The Jews in Israel in the time of Jesus knew what to expect of a Messiah: he would be an anointed king, of the House of David, who will unite the peoples, rule them and usher in an age of peace. Peace and freedom was what the people desired. First the Persians, then the Greeks, and finally the Romans had taken control of their land. The Messiah was their only hope for peace and freedom.
In this morning’s Gospel Jesus asks His disciples a simple question, ‘Who do people say that I am?’.They reply, ‘Some say John the Baptist, others Elijah, or one of the prophets’. He then asks the question, ‘But who do YOU say that I am?’ Peter answers, ‘The Christ of God’ By this Peter means a Messiah in the traditional sense. But Jesus commands that they tell no-one about this, because He is not going to be that kind of Messiah. He will fulfil the prophecies, but not in the way people expect.
Today Christ asks the same question of each and every one of us. Who do we say Jesus is? What we say matters. What we believe matters, and affects our life. Jesus goes on to say that the Son of God must suffer many things, be rejected, be killed, and be raised on the third day. That’s all a bit strange, really. He’s the Messiah, the Anointed of God and yet He will be rejected by Israel.
Throughout Israel’s history recorded in the Bible the people have turned away from God, worshipped idols and false gods, and it looks like they will again. As Zechariah prophesied, ‘when they look on him whom they have pierced, they shall mourn for him, as one mourns for an only child, and weep bitterly over him, as one weeps over a first-born.’ (12:10) They will look on him whom they have pierced, on the Cross, on Calvary. But Zechariah goes on, ‘On that day there shall be a fountain opened for the house of David and the inhabitants of Jerusalem to cleanse them from sin and uncleanness.’ (13:1) Christ’s death will be the fountain to cleanse us from sin and uncleanness. This we experience in our baptism, in the confession of our sins, and in the Eucharist: the fulfilment of prophecy.

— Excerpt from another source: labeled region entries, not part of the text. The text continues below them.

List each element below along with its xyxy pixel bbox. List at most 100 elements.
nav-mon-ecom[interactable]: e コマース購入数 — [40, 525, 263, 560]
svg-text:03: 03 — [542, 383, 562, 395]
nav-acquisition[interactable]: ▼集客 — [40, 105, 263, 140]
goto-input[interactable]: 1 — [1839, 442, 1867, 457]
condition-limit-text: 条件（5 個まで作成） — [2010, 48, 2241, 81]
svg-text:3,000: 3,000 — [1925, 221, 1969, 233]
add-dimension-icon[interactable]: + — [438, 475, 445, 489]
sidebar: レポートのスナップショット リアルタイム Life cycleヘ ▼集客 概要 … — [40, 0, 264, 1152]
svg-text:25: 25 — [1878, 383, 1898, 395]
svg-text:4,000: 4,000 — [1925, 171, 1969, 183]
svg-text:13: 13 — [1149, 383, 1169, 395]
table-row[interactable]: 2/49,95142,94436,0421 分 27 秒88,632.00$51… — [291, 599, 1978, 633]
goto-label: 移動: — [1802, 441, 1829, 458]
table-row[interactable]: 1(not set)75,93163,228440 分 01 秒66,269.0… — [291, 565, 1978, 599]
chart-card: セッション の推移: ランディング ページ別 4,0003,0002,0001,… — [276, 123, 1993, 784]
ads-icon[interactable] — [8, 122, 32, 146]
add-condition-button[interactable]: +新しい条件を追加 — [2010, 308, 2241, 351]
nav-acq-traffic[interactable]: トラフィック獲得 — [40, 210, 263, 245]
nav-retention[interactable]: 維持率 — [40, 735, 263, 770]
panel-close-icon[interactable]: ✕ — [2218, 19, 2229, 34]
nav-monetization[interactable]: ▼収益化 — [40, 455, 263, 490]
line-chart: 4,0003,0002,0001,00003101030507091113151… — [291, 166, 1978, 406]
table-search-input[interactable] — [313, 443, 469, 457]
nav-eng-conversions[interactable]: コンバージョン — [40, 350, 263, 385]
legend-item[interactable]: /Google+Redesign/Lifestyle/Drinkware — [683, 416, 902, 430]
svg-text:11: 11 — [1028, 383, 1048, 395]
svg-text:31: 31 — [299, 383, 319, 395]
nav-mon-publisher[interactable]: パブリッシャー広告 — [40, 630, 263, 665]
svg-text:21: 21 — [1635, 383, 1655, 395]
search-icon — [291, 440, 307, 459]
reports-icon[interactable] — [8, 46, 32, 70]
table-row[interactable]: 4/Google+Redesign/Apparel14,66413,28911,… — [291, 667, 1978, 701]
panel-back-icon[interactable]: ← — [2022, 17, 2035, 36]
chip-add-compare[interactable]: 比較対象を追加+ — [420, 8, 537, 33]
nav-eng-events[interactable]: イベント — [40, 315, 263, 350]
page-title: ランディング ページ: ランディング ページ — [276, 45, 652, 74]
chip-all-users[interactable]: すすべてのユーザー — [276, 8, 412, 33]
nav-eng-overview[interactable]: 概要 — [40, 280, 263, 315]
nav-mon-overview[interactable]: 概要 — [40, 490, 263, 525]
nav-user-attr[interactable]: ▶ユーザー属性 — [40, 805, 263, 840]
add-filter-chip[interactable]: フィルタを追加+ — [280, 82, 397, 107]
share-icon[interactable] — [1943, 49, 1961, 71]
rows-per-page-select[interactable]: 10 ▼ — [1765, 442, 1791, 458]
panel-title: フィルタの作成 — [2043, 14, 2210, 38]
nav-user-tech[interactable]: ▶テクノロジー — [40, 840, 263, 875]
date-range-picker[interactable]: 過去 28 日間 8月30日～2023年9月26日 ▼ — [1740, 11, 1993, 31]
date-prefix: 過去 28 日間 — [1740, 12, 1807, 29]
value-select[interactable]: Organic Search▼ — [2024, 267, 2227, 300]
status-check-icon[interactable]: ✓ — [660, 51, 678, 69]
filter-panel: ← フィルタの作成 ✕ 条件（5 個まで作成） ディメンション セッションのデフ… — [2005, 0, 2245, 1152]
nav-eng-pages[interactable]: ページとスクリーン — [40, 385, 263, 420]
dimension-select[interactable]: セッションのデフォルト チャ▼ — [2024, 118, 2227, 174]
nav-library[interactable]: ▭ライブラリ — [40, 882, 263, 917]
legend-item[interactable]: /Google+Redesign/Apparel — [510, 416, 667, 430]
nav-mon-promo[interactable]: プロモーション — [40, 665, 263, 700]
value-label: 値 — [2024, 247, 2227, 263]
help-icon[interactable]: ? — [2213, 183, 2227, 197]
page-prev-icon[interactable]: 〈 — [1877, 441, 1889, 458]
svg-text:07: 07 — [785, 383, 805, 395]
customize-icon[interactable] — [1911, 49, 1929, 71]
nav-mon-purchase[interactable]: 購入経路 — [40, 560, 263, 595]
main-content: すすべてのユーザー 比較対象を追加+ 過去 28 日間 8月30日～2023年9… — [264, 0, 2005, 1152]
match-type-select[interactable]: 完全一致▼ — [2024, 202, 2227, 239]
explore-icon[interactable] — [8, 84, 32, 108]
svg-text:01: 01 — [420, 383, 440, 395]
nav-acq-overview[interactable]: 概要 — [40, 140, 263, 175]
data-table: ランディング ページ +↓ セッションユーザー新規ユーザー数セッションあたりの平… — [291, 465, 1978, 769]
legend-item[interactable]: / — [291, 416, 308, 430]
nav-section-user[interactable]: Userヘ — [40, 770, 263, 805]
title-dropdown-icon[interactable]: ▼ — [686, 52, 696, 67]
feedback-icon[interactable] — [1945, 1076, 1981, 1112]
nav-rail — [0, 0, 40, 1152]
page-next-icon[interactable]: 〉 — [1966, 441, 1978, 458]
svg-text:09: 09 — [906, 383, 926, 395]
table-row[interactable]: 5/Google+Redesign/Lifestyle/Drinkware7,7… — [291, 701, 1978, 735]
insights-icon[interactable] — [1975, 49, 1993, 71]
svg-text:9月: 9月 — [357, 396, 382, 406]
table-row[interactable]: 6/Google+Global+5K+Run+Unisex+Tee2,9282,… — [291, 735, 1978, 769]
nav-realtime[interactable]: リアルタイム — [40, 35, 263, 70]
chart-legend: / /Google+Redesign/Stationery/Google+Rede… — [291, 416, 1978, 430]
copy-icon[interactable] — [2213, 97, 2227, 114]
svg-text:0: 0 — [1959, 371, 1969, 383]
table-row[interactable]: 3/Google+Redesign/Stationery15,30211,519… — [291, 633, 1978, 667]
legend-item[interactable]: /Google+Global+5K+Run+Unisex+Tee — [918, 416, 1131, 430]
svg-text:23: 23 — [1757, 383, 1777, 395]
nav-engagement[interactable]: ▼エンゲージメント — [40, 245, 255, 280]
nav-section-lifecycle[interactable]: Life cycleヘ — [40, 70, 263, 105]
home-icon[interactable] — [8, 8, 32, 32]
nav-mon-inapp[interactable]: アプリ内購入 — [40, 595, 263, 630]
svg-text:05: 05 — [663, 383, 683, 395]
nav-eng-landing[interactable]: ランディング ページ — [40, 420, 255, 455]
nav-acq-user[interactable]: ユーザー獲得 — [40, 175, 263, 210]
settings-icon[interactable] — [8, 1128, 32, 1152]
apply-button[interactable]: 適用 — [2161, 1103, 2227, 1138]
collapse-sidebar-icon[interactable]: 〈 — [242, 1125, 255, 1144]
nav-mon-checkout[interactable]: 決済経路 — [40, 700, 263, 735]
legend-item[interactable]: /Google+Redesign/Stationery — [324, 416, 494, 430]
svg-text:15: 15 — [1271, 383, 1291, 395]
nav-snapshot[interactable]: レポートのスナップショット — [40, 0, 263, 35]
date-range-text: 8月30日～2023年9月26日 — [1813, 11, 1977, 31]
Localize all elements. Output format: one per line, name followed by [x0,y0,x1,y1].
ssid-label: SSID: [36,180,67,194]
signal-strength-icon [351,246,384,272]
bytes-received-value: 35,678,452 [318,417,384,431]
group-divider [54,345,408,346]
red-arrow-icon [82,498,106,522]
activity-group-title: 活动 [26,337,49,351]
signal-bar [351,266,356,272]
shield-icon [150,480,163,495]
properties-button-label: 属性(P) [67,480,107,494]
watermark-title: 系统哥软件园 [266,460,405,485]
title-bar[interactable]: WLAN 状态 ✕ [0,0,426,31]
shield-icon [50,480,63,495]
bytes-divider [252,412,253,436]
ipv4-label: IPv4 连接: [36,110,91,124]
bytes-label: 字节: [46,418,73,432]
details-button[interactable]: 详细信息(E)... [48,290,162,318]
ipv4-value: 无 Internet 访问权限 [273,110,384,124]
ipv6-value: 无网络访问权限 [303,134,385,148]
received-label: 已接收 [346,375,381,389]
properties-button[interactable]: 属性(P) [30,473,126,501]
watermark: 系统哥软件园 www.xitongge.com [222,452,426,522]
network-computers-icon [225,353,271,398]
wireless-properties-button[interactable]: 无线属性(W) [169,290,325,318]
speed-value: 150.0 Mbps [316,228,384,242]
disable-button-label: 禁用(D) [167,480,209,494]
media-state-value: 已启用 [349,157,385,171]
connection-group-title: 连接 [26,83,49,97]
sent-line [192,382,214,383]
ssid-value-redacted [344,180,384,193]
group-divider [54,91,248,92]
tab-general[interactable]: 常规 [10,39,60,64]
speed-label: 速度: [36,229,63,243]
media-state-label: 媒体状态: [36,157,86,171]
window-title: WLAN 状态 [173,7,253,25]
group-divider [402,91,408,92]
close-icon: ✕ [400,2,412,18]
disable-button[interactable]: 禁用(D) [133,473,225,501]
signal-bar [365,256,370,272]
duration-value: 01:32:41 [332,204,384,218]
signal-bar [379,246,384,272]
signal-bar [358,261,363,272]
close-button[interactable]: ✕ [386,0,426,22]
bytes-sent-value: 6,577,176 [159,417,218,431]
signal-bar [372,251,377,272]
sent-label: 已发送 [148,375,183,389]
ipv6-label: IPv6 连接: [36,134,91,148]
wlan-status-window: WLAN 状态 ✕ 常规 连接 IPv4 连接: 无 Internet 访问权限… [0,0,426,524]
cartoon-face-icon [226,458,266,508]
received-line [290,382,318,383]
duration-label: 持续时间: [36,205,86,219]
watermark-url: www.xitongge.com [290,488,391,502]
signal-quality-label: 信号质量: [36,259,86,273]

Zechariah points forward to Christ, the Word made flesh, the Word of God who fulfils God’s Word.
To those who come after Him, which includes us, Christ says, ‘let him deny himself and take up his cross daily and follow me. For whoever would save his life will lose it; and whoever loses his life for my sake, he will save it.’ (Lk 9:23-24) As those saved and made free by the Cross of Christ, we take up our cross and follow Christ. We imitate Him, in selfless love and devotion, and bear the weight of the cross in life’s difficulties and disappointments. Following Christ is hard, as we lose our lives for Christ’s sake. If it were not, we would be surprised. It’s a struggle, and we cannot rely upon ourselves to get through. Instead it needs to be a corporate effort, something we do together, as a Christian community, trusting in God. Trusting in His Grace to be at work in us, both individually and as a neighborhood.
So we have a very different kind of Messiah offering us a very different way of life, which we see expressed perfectly in St Paul’s Letter to the Galatians. As children of God we are in a relationship with our Heavenly Father. We are saved through our baptism where we put on Christ, we are clothed with Him, so that we can be transformed more and more into His likeness. Now all human distinctions disappear. They don’t matter, because we are all one IN CHRIST. That was a radical thing to say when Paul preached nearly two thousand years ago, and it still is today. We are all one in Christ: young and old, rich and poor. It doesn’t matter who we are, where we are from, or anything else. As Christians we are all one in Christ.
To a world that is concerned with wealth, privilege, education, popularity, and all sorts of worldly things, the Church says: none of this matters. None of it does, other than belonging to Christ. How refreshing! How deeply counter-cultural! We can counter the emptiness and the vanity of the world, and offer it something meaningful and wonderful: new life in Christ.
This is why Christ died for us. To heal us, and restore us, to make us free to live in Christ, and for Him. Christ wants us to lose our lives for His sake, and find freedom in His service. We need to be humble enough to accept what God offers us, and be prepared to try to live it together. It isn’t about us, but rather letting God be at work in us. We co-operate with God, and live in love, and joy, and peace. We flourish as human beings. It’s liberating. It is what God wants for us. This is what true freedom is like, and we can live it together. So let us, and thereby give glory to God the Father, God the Son, and God the Holy Spirit, to whom be ascribed as is most right and just all might, majesty, glory, dominion, and power, now and forever.